3D complex plane analog?

[mrmidget81]

 I'm brand new to these forums, so this has probably already been thought of and posted, but just in case...

From what i gather, if there were some 3D version of the complex plane, a madelbulb would be very easy to create.  I thought of this method, but i'm nowhere near a good enough programmer to explore this, so i'll leave it up to you guys

in a complex plane, if you start exactly on the real number axis, as you iterate through the mandelbrot function, you stay on that same axis.  But, if you start on the axis with just imaginary numbers, when you iterate through the function you jump away from the axis and into the plane.  This to me is the essence of the complex plane - that the two axes interact, but are not exchangeable.

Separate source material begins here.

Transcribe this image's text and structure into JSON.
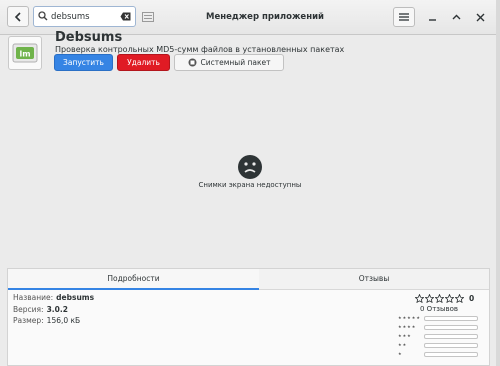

In the 2D complex plane, you can represent any point with a+bi. So, let's imagine that in a 3D space, we can represent any point's location with a+bi+c$.  (i use $ for simplicity, no particular reason).  So, if we imagine the behavior of the $ units relative to units of i as being similar to the behavior of i relative to real numbers, we can say that, when you square c$, you get (c^2)i.  In this way, the $ axis interacts with the i axis (and by extension the real number axis) even though the i and real number axis cannot interact with it.

I'd be interested to see how this translates into a visual form.  One of the interesting things about this is, along the original complex plane the new $ axis has no effect, so when $ is at 0, the shape of the mandelbrot is unchanged.  If nothing else, this could give a pretty cool visual.

a few variations:
have $ squared go straight to the real number plane instead of through i (although i think that would probably just look like a rotated mandelbrot around the real number axis)
add a fourth dimension (one being represented by time obviously for visualization), where the $ and the fourth dimension act like a complex plane, and don't interact with the original complex plane.
give some symbol to the real number plane (% let's say) so when you square any value with %, it gives you $ (this wouldn't really follow the one-way interaction thing i described, but who cares as long as it looks cool) (also, someone could try this on a regualr 2D complex plane to see if it might look cool)

[Timeroot]

There have been many discussions, I think, of different possible number systems. The question that may or may not make your original is: what is $*i? What about $*1? Many people have made tables like the following:

   |  1  |  i  |  $
1 |  1  |  i  |  $
i  |  i   | -1 | 
$ |  $  | | -i

Depending on the spaces, you can get totally different results. More commonly people will use j and k, instead of $ and %. Some people have number systems where (a+bi+cj)*(x+yi+zj) doesn't equal (x+yi+zj)*(a+bi+cj). For example, i*j=-i and j*i=-j. You might want to go onto wikipedia and read about "Quaternions" and "Hypercomplex Numbers" if you're interested in this. 

And one last thing: WELCOME! 

[mrmidget81]

thanks a bunch!  i didn't even think about that little problem (or i guess big problem).  I'll definitely read up on those though.